Not that it's terribly hard to win the races. If you know the city layout reasonably well, you can take some shortcuts while the rest of the cars are sticking to the regular path. If anything, the game seems to encourage this, giving you extra points for finding shortcuts (even if it's just sliding down a cliff face) or for making impossible jumps (something that the franchise lives off of). The race is, if anything, just a setpiece. What you do in that race is up to you.

Everything that isn't a race isn't nearly as freeform, and it's harder to reach a certain score threshold. The wreck-races (where your goal is to flatten cars, not place first) can be a little hard to adjust to, especially if you've been doing straight races the whole time. The other drivers can also be frustratingly stable, and can't be baited into doing stupid moves. They can be forced off the road or into pylons, but your reflexes have to be quick, and usually it has to be done on the spur of the moment, since the car will peel off if it detects an oncoming collision.

But challenging is good. I just wish there was a setting for it, so I could dial it up a little bit for the races, and dial it down a little bit for everything else.

The motorcycle races seem like a hastily-added feature, as races are all they can do. Sure, there are also the jumps and shortcuts you can find all over the city, but races are the only actual events. I suppose it's a lot harder to do the wrecks for motorcycles in ways that don't show body parts fly all over the place. No, seriously. Talk to some motorcyclists that have been in high-speed wrecks ... oh, wait, you can't. They're all dead. And dismembered. Not necessarily in that order.

There's a money system so you can buy new vehicles or give your existing ones a new paintjob.

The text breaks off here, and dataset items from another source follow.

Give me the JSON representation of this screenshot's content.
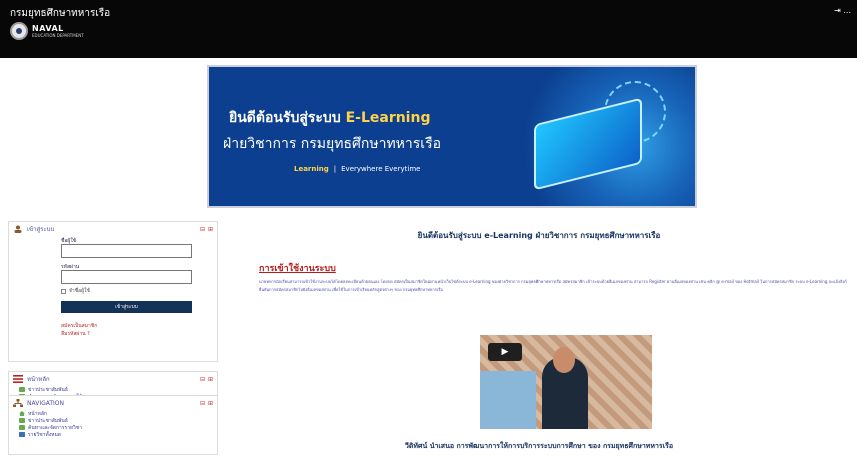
{
  "header": {
    "site_title": "กรมยุทธศึกษาทหารเรือ",
    "login_text": "⇥ ...",
    "logo_main": "NAVAL",
    "logo_sub": "EDUCATION DEPARTMENT"
  },
  "banner": {
    "line1_prefix": "ยินดีต้อนรับสู่ระบบ ",
    "line1_highlight": "E-Learning",
    "line2": "ฝ่ายวิชาการ กรมยุทธศึกษาทหารเรือ",
    "tag_left": "Learning",
    "tag_right": "Everywhere Everytime"
  },
  "login_block": {
    "title": "เข้าสู่ระบบ",
    "username_label": "ชื่อผู้ใช้",
    "password_label": "รหัสผ่าน",
    "remember_label": "จำชื่อผู้ใช้",
    "login_button": "เข้าสู่ระบบ",
    "link_signup": "สมัครเป็นสมาชิก",
    "link_forgot": "ลืมรหัสผ่าน ?"
  },
  "main_menu": {
    "title": "หน้าหลัก",
    "items": [
      "ข่าวประชาสัมพันธ์",
      "คำถามและคำตอบการใช้งาน"
    ]
  },
  "navigation": {
    "title": "NAVIGATION",
    "items": [
      "หน้าหลัก",
      "ข่าวประชาสัมพันธ์",
      "ค้นหาและจัดการรายวิชา",
      "รายวิชาทั้งหมด"
    ]
  },
  "main": {
    "welcome": "ยินดีต้อนรับสู่ระบบ  e-Learning ฝ่ายวิชาการ กรมยุทธศึกษาทหารเรือ",
    "usage_title": "การเข้าใช้งานระบบ",
    "usage_body": "นายทหารนักเรียนสามารถเข้าใช้งานระบบได้โดยลงทะเบียนด้วยตนเอง โดยกด สมัครเป็นสมาชิกใหม่ผ่านหน้าเว็บไซต์ระบบ e-Learning ของฝ่ายวิชาการ กรมยุทธศึกษาทหารเรือ สมัครสมาชิก เข้าระบบด้วยอีเมลของท่าน สามารถ Register ผ่านอีเมลของท่าน เช่น คลิก @ e-mail ของ Hotmail ในการสมัครสมาชิก ระบบ e-Learning จะแจ้งลิงก์ยืนยันการสมัครสมาชิกไปยังอีเมลของท่าน เพื่อใช้ในการเข้าเรียนหลักสูตรต่างๆ ของ กรมยุทธศึกษาทหารเรือ",
    "video_caption": "วีดิทัศน์ นำเสนอ การพัฒนาการให้การบริการระบบการศึกษา ของ กรมยุทธศึกษาทหารเรือ"
  },
  "colors": {
    "topbar": "#070707",
    "banner_bg": "#0c3f8f",
    "accent_yellow": "#ffd24a",
    "button_navy": "#133257",
    "usage_title_red": "#b71c1c"
  }
}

More interestingly, any car you knock out of first place in one of the events you can win, and use in other events. So that's a neat system. I'm not sure the actual monetary winnings are really a useful mechanic, but it does at least provide a handwave as to why you can't have everything right off the bat.

Final verdict

A fun racing game in a quasi-realistic setting. No one would ever say it was a successor to F-Zero or anything, but if you want a game where you can drive and cause really spectacular wrecks, this is a good one to pick up and play for a couple of hours.